Undangan untuk bekerja bagi "budaya perjumpaan" dengan cara yang sederhana "seperti yang dilakukan Yesus" : tidak hanya melihat tetapi memperhatikan, tidak hanya mendengar tetapi mendengarkan, tidak hanya melewati orang-orang tetapi berhenti bersama mereka, tidak hanya mengatakan "Sungguh memalukan, orang-orang miskin", tetapi membiarkan diri kalian tergerak oleh belas kasihan; "dan kemudian mendekat, menjamah dan mengatakan : 'Janganlah menangis' dan memberikan setidaknya satu tetes kehidupan". Paus Fransiskus menggunakan kata-kata ini dalam homilinya selama Misa harian Selasa pagi 13 September 2016 di Casa Santa Marta, Vatikan, untuk menggambarkan pesan yang terkandung dalam bacaan-bacaan liturgi.

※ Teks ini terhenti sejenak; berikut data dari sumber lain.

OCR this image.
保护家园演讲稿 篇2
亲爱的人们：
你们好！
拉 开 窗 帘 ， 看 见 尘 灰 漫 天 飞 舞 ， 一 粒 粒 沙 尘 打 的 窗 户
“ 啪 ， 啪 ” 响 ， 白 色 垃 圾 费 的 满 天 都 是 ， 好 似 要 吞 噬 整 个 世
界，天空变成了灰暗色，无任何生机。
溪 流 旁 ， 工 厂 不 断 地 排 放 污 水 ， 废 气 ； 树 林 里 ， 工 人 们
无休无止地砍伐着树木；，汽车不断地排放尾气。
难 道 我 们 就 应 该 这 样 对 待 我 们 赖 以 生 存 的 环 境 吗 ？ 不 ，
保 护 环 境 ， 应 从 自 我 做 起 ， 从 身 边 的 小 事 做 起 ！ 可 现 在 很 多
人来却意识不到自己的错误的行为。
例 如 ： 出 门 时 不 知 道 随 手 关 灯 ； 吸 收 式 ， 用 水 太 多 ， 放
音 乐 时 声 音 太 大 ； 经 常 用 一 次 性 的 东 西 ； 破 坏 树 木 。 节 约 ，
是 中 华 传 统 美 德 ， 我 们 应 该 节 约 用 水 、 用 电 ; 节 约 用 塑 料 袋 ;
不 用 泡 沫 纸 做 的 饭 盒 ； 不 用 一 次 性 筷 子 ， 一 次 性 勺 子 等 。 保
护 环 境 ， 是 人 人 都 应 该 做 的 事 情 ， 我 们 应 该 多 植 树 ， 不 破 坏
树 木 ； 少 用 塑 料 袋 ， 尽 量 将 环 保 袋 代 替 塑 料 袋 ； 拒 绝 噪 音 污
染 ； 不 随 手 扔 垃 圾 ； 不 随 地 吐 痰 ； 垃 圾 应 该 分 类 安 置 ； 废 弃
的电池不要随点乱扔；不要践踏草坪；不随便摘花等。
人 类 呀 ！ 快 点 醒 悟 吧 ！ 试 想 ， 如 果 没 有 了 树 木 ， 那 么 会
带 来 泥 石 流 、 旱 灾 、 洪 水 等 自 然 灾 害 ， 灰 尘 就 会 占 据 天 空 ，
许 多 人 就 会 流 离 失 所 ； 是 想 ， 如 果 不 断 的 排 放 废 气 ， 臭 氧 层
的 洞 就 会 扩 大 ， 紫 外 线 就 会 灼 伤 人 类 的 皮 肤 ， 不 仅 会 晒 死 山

Berfokus khususnya pada kisah Injil Lukas tentang janda Nain (7:11-17), Paus Fransiskus menyoroti bagaimana bagian dari "Sabda Allah" ini berbicara tentang "sebuah perjumpaan. Ada sebuah perjumpaan di antara orang-orang, sebuah perjumpaan di antara orang-orang yang berada di jalan". Dan ini, beliau mengulas, adalah "sesuatu yang tidak lumrah". Bahkan, "ketika kita pergi ke jalan, setiap orang memikirkan dirinya sendiri : ia melihat, tetapi tidak memperhatikan; ia mendengar, tetapi tidak mendengarkan "; singkatnya, semua orang menjalani jalan mereka sendiri. Dan akibatnya "orang-orang melewati satu sama lain, tetapi mereka tidak saling berjumpa". Karena, beliau menjelaskan, "sebuah perjumpaan adalah sesuatu yang lain" sama sekali, dan itulah "apa yang diwartakan Injil hari ini kepada kita : sebuah perjumpaan antara seorang pria dan seorang wanita, antara anak tunggal yang masih hidup dan anak tunggal yang sudah mati; antara sekelompok orang yang bahagia - bahagia karena mereka telah berjumpa Yesus dan mengikuti-Nya - dan sekelompok orang yang menangis ketika mereka menemani wanita tersebut", yang sudah menjanda dan pergi untuk menguburkan anak tunggalnya.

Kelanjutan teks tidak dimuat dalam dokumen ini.